В пятницу, когда приходила в хирургию № 2 Ейской центральной районной больницы, там  сделали две операции: кишечная непроходимость и острый аппендицит (аппендэктомия — удаление аппендикса). Но здесь помнят дни, когда таких вот экстренных операций случалось до восьми. И плановых на пятницу стараются не назначать, потому что в этот день поступает много больных, которые неделю терпят, а на выходные уже боятся оставаться дома и вызывают «скорую». Так что хронометраж рабочего дня хирурга составить невозможно — можно обозначить разве что начало смены.

Заведующий 2-й хирургией Олег Кирпа рассказывает, что «отпускной наплыв» больных характерен для каждого из трёх хирургических отделений. В 1-й (гнойной) хирургии и в травматологии – то же самое. Беседуем с Олегом Викторовичем в конце рабочего дня в ординаторской. Она, вообще-то, предназначена для отдыха. Чай, шахматы, включённый телевизор… Но  хирурги  листают истории болезней и мысленно в который раз «прокручивают» сделанные операции.

На месте хирургия не стоит. Малотравматичным лапароскопическим методом или так называемым малым доступом ейские хирурги давно уже проводят больше девяноста процентов операций по поводу желчекаменной болезни и аппендицита.

Однажды мне случилось присутствовать при удалении желчного пузыря методом лапароскопии. На стойке в операционной был установлен монитор, похожий на обычный телевизор. Хирурги сделали прокол, через который ввели в брюшную полость лапароскоп. Малейшие движения мини-инструмента в руках хирурга видны на экране. Лапароскопия относится к щадящим операциям. В первые же сутки пациенту разрешают вставать, принимать пищу.

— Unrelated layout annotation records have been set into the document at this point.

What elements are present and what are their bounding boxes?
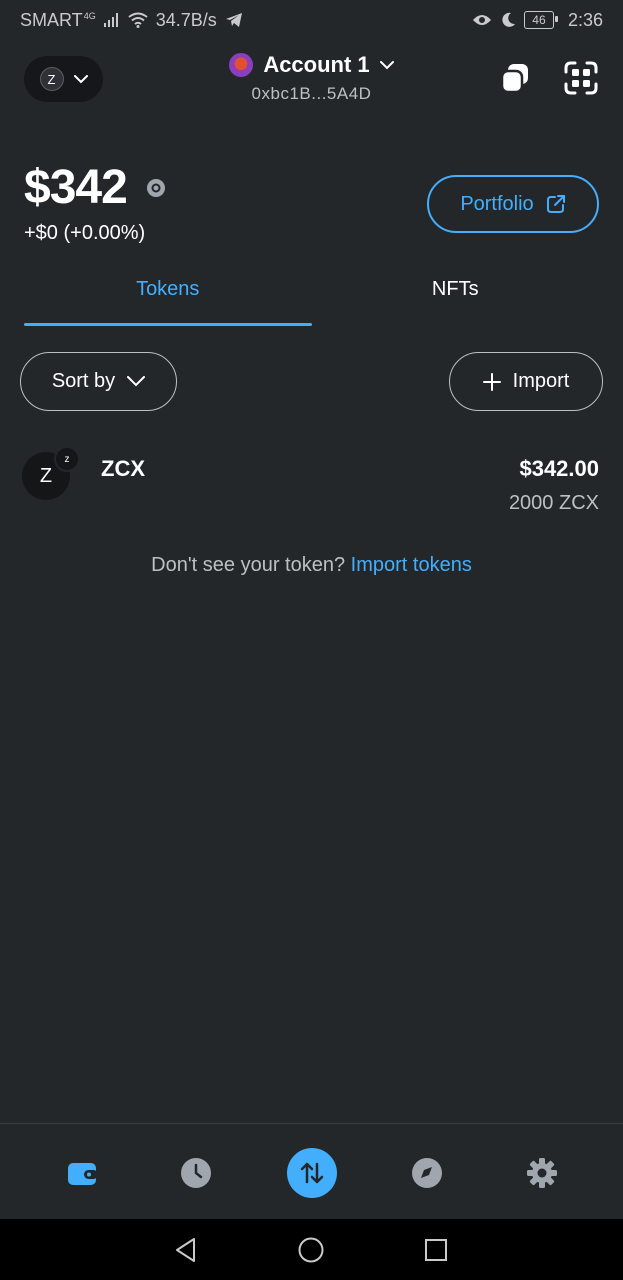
balance-value: $342 (24, 161, 128, 214)
status-bar: SMART4G 34.7B/s 46 2:36 (0, 0, 623, 40)
plus-icon (482, 372, 501, 391)
browser-compass-icon (412, 1158, 442, 1188)
nav-settings[interactable] (517, 1148, 567, 1198)
wallet-icon (68, 1163, 98, 1185)
recents-button[interactable] (421, 1235, 451, 1265)
tab-nfts[interactable]: NFTs (312, 268, 600, 326)
moon-icon (502, 12, 515, 27)
network-badge: z (54, 446, 80, 472)
scan-icon (564, 61, 598, 95)
back-button[interactable] (171, 1235, 201, 1265)
external-link-icon (546, 195, 565, 213)
signal-icon (103, 13, 118, 27)
carrier-label: SMART4G (20, 9, 96, 30)
network-type: 4G (83, 10, 96, 21)
balance-row: $342 (24, 160, 169, 215)
battery-icon: 46 (523, 11, 558, 29)
header: Z Account 1 0xbc1B...5A4D (0, 48, 623, 118)
back-triangle-icon (176, 1238, 195, 1262)
import-tokens-link[interactable]: Import tokens (351, 554, 472, 576)
nav-wallet[interactable] (57, 1148, 107, 1198)
network-avatar: Z (39, 67, 64, 91)
nav-activity[interactable] (171, 1148, 221, 1198)
tab-tokens[interactable]: Tokens (24, 268, 312, 326)
scan-qr-button[interactable] (563, 60, 599, 96)
android-nav-bar (0, 1219, 623, 1280)
eye-toggle-icon[interactable] (143, 178, 169, 198)
token-row[interactable]: Z z ZCX $342.00 2000 ZCX (0, 440, 623, 520)
portfolio-label: Portfolio (460, 192, 534, 215)
nav-swap[interactable] (287, 1148, 337, 1198)
bottom-nav (0, 1123, 623, 1219)
home-circle-icon (298, 1237, 324, 1263)
account-name: Account 1 (263, 52, 370, 77)
asset-tabs: Tokens NFTs (24, 268, 599, 326)
copy-accounts-button[interactable] (497, 60, 533, 96)
network-picker-button[interactable]: Z (24, 56, 103, 102)
swap-icon (300, 1162, 324, 1184)
network-speed: 34.7B/s (155, 9, 217, 30)
home-button[interactable] (296, 1235, 326, 1265)
account-address[interactable]: 0xbc1B...5A4D (200, 84, 423, 104)
chevron-down-icon (127, 376, 146, 387)
import-button[interactable]: Import (449, 352, 603, 411)
wifi-icon (128, 12, 148, 28)
status-left: SMART4G 34.7B/s (20, 10, 243, 31)
import-label: Import (512, 370, 570, 392)
nav-browser[interactable] (402, 1148, 452, 1198)
sort-by-label: Sort by (51, 370, 116, 392)
telegram-icon (225, 13, 242, 27)
portfolio-button[interactable]: Portfolio (427, 175, 599, 233)
token-fiat-value: $342.00 (519, 456, 599, 481)
account-avatar (229, 53, 254, 77)
hint-text: Don't see your token? (151, 554, 346, 576)
copy-icon (500, 64, 528, 94)
chevron-down-icon (379, 60, 394, 69)
sort-by-button[interactable]: Sort by (20, 352, 177, 411)
settings-gear-icon (527, 1158, 557, 1188)
recents-square-icon (425, 1239, 447, 1261)
status-right: 46 2:36 (472, 10, 603, 31)
activity-clock-icon (181, 1158, 211, 1188)
token-amount: 2000 ZCX (508, 492, 599, 514)
wallet-screen: SMART4G 34.7B/s 46 2:36 Z Account 1 0xbc… (0, 0, 623, 1280)
import-hint: Don't see your token? Import tokens (0, 554, 623, 577)
eye-icon (472, 15, 491, 25)
token-name: ZCX (101, 456, 145, 481)
chevron-down-icon (73, 74, 88, 83)
balance-change: +$0 (+0.00%) (24, 222, 146, 244)
account-row: Account 1 (200, 52, 423, 78)
clock-time: 2:36 (567, 9, 603, 30)
account-picker[interactable]: Account 1 0xbc1B...5A4D (200, 52, 423, 104)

 «С год, как наши хирурги освоили варикоцелэктомию, – рассказывает Олег Викторович. – Эту микрохирургическую операцию делаем при варикозном расширении вен семенного канатика. И она очень востребована, особенно для подростков. А традиционное «ушивание» грыж мы давно уже заменили так называемыми эндопротезирующими операциями, когда – чтобы не «лопались» натянутые ткани – вшиваем пациенту сетчатый полипропиленовый эндопротез. И это уже не ноу-хау, а «золотой стандарт», по которому оперируем больше девяноста процентов пациентов».

Описывать различные операции было бы бесполезно. Всякий раз, взяв в руки скальпель, хирург будто ступает по тонкому льду. Как сами говорят, идёшь на удаление аппендикса, а там ещё… Тогда уже за операционным столом приходится принимать неотложные, порою нестандартные решения, от которых зависит исход операции. В такие моменты включается хирургическое чутьё. То подсознательное, что хирург не всегда успевает и осмыслить, но чуткие руки уже выполняют «приказ», и жизнь больного спасена.

Второй год шлёт во второе хирургическое отделение поздравления с праздниками полковник в отставке. Он приезжал на отдых из Москвы, когда потребовалась сложнейшая операция на кишечнике. Казалось бы, неоперабельный случай. Но риск – говорят Олег Кирпа (оперировал) и Александр Чернов (ассистировал) – не повод отказываться оперировать, если состояние больного допускает хирургическое вмешательство. «Спасибо за спасение жизни», – приходят телеграммы из Москвы.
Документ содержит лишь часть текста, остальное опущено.